I coach in schools and in my own chess club, and am prepared to coach in other local chess clubs.
Children are expected to be active chess players and play in local junior and senior leagues as appropriate.
Children are expected to record their games

I play chess in the Manchester League
I am a controller and arbiter for Adult and Junior Tournaments (about twenty per annum)

If ECF drew up a pro forma that every coach had to fill in, this would create a base line of information about coaches, and force us to be explicit about what we want to do. The information could be standardised and held on the ECF Coaching website.

ECF Coaching could then move on from this initial position and organise a set of communications so that similar coaches could be in dialogue about their methods, their best practice, their problems and their solutions. In this way ECF could begin to create a chess coaching community. This could be a virtual or a real comunity/communities. Many teachers use these for example in Teaching English, Modern languages, Maths etc.,

The next stage would be the systematic identification of a minimum skills set for coaching chess; I think this is where David's letter starts with gradations of coaching. As many contributors have noted, it is no good making assumptions about this skill set; not everyone is a grandmaster and not everyone is a teacher, and the skillset is complex. having an active chess coaching community would help to crystallise that skillset.

Finally we can be in a position to define what it is that makes a chess coach. Then we can start the difficult task of identifying Sabrina's cowboys.

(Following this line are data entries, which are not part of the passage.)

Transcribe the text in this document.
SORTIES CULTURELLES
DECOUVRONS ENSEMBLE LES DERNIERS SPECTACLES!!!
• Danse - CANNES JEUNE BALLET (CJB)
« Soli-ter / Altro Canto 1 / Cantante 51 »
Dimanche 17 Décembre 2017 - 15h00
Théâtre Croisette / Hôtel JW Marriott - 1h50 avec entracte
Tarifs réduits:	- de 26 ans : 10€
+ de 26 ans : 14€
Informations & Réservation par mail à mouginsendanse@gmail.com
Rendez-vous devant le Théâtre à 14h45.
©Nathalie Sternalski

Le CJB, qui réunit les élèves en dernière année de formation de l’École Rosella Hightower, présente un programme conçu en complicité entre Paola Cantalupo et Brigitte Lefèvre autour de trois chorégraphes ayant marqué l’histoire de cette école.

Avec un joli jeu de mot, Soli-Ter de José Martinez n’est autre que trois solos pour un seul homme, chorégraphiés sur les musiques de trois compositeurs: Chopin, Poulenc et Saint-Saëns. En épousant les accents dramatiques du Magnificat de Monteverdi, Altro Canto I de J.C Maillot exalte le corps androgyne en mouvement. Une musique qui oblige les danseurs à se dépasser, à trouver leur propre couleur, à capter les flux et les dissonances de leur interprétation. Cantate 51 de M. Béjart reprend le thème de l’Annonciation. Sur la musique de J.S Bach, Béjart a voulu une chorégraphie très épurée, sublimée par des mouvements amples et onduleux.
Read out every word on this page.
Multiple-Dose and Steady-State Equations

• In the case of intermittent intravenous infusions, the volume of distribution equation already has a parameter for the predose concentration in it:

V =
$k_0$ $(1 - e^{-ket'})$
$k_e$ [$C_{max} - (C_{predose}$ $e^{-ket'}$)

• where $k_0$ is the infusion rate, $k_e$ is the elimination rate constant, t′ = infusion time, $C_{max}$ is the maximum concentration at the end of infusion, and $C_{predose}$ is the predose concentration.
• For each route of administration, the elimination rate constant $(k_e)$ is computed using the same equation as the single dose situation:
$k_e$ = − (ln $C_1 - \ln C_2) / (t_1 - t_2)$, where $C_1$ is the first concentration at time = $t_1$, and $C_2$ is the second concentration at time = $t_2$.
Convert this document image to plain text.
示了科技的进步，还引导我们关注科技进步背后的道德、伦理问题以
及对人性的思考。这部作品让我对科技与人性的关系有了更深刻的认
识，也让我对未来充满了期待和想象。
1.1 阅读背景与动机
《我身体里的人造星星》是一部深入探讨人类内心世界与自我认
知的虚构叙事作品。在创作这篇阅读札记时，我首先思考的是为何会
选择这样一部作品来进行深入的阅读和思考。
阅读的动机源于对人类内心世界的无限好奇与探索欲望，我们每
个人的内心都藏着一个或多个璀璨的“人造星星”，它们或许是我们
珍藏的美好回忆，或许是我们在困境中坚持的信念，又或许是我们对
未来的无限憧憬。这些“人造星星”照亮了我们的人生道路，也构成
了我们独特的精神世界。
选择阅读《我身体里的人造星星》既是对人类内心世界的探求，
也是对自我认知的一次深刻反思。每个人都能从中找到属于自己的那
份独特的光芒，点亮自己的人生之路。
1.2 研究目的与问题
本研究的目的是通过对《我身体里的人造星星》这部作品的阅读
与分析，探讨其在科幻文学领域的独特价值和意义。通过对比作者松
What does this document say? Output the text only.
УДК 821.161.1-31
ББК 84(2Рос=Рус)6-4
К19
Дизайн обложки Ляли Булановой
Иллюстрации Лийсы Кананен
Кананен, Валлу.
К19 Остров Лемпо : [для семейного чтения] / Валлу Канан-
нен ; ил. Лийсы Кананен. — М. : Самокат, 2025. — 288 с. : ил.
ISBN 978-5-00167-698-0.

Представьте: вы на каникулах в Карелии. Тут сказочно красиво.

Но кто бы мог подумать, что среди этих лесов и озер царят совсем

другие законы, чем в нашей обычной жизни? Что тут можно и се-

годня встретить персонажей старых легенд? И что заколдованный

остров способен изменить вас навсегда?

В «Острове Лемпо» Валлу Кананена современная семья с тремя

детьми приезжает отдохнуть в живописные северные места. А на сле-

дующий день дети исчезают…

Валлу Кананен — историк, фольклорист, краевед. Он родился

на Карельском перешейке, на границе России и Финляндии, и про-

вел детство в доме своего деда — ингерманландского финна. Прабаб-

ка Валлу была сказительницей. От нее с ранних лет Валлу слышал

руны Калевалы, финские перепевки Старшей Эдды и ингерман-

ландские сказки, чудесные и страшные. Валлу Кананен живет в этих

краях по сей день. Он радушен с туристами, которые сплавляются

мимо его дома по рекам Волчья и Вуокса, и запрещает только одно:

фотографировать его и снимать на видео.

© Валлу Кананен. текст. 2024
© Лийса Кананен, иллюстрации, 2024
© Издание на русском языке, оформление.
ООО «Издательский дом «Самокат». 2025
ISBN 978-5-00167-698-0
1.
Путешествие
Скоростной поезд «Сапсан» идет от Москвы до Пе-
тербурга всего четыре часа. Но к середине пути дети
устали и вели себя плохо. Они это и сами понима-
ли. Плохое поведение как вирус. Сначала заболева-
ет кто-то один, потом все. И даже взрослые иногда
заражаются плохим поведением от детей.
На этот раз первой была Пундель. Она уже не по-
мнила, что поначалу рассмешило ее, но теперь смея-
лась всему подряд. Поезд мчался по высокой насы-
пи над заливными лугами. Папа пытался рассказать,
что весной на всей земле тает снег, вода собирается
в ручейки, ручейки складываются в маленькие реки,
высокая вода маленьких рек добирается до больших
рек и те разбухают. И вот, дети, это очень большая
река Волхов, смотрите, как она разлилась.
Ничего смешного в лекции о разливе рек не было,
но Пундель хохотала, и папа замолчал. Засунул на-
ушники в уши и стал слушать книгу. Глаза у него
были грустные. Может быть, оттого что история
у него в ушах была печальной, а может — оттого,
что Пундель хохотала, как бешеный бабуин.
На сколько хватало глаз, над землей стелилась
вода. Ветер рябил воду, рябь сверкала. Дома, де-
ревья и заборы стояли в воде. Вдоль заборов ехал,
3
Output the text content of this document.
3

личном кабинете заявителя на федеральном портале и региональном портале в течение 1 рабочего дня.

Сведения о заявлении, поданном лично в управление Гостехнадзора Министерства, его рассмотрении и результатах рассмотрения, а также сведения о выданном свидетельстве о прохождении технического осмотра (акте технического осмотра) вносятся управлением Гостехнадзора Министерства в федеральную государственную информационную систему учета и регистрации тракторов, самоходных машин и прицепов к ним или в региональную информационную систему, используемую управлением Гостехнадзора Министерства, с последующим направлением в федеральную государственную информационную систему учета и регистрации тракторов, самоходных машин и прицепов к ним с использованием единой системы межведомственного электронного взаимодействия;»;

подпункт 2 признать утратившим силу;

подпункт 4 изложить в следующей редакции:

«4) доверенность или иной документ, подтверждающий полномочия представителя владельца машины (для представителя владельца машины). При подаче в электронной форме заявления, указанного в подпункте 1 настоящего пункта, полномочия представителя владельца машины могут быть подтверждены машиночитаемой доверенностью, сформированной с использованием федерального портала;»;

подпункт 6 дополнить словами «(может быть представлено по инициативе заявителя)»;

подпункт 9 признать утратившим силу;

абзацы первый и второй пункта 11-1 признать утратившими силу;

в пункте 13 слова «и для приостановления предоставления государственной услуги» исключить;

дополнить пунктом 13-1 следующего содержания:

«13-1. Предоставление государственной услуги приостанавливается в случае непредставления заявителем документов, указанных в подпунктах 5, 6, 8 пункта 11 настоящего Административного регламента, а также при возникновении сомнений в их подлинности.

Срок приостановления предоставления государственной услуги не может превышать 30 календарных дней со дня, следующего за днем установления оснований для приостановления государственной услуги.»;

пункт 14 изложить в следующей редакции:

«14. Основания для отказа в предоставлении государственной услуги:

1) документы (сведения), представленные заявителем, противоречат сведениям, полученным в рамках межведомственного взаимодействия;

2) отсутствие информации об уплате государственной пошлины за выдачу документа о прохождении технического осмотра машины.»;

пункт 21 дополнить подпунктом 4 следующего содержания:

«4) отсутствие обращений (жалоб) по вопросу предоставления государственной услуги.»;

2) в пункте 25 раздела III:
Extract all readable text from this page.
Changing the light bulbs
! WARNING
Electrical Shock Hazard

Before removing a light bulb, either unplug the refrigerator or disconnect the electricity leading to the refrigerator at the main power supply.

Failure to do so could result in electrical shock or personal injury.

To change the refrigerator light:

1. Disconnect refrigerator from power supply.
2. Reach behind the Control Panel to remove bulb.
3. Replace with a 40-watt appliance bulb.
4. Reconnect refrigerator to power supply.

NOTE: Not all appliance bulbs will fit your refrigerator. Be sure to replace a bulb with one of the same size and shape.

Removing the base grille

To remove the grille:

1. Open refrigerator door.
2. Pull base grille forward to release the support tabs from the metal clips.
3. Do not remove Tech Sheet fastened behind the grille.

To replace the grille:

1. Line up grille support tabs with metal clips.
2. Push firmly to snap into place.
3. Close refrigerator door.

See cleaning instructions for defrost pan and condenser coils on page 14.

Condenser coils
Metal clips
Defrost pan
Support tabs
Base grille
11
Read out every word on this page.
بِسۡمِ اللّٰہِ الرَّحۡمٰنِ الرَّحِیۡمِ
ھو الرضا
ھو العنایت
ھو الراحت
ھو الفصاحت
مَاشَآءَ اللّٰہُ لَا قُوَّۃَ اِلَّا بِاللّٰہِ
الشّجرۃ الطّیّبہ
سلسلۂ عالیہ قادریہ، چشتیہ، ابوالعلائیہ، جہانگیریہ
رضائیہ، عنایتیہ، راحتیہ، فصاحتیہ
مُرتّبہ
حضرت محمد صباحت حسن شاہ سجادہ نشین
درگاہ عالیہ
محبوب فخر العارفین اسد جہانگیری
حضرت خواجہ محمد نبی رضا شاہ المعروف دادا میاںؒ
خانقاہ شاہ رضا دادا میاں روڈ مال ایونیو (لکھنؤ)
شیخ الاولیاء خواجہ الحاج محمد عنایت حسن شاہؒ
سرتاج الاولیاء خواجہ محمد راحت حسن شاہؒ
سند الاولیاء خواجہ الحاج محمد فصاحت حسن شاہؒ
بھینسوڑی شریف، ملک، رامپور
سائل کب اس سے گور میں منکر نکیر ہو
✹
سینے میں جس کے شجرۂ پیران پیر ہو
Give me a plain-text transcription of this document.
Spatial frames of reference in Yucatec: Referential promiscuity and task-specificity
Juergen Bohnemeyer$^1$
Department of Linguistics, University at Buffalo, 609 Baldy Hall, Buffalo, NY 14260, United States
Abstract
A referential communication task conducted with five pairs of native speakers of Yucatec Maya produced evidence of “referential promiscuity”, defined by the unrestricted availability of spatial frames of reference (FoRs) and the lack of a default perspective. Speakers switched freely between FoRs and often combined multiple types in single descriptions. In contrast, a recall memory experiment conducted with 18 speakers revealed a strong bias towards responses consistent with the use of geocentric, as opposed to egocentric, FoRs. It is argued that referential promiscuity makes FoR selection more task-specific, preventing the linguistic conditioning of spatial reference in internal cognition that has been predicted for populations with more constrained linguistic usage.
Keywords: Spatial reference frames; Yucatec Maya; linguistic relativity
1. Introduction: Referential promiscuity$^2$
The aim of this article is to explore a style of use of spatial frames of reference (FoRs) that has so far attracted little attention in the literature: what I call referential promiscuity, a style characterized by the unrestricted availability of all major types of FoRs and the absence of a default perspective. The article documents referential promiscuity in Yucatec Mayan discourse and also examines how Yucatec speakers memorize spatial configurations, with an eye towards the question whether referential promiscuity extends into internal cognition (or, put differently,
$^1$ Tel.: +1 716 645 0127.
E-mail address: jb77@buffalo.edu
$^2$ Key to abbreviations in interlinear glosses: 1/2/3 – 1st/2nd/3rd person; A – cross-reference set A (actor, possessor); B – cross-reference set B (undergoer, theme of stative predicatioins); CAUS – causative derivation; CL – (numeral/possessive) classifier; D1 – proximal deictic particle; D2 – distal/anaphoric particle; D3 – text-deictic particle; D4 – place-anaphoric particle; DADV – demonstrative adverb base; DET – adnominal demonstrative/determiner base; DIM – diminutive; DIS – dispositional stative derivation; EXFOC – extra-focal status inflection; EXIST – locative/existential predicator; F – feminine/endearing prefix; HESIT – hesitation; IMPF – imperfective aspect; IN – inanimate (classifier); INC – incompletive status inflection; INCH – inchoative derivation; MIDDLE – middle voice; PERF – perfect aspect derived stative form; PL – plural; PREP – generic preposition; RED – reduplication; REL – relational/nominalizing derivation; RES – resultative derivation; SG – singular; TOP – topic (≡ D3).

I suspect the above stages need much discussion and addition, but they are the direction of travel that needs to be achieved.

Julian Clissold
Manchester Junior Chess

Steve Rooney
Posts: 427
Joined: Tue Jan 13, 2009 2:36 pm
Location: Church Stretton

Re: BEWARE – Chess Coaching Scams

Post by Steve Rooney » Mon Feb 27, 2012 5:01 pm

Julian

Some excellent practical suggestions on the need for a proper accreditation system and the benefits from promulgating best practice, and having clear standards which can help identify "cowboys", even if, as you say, it can't exorcise them.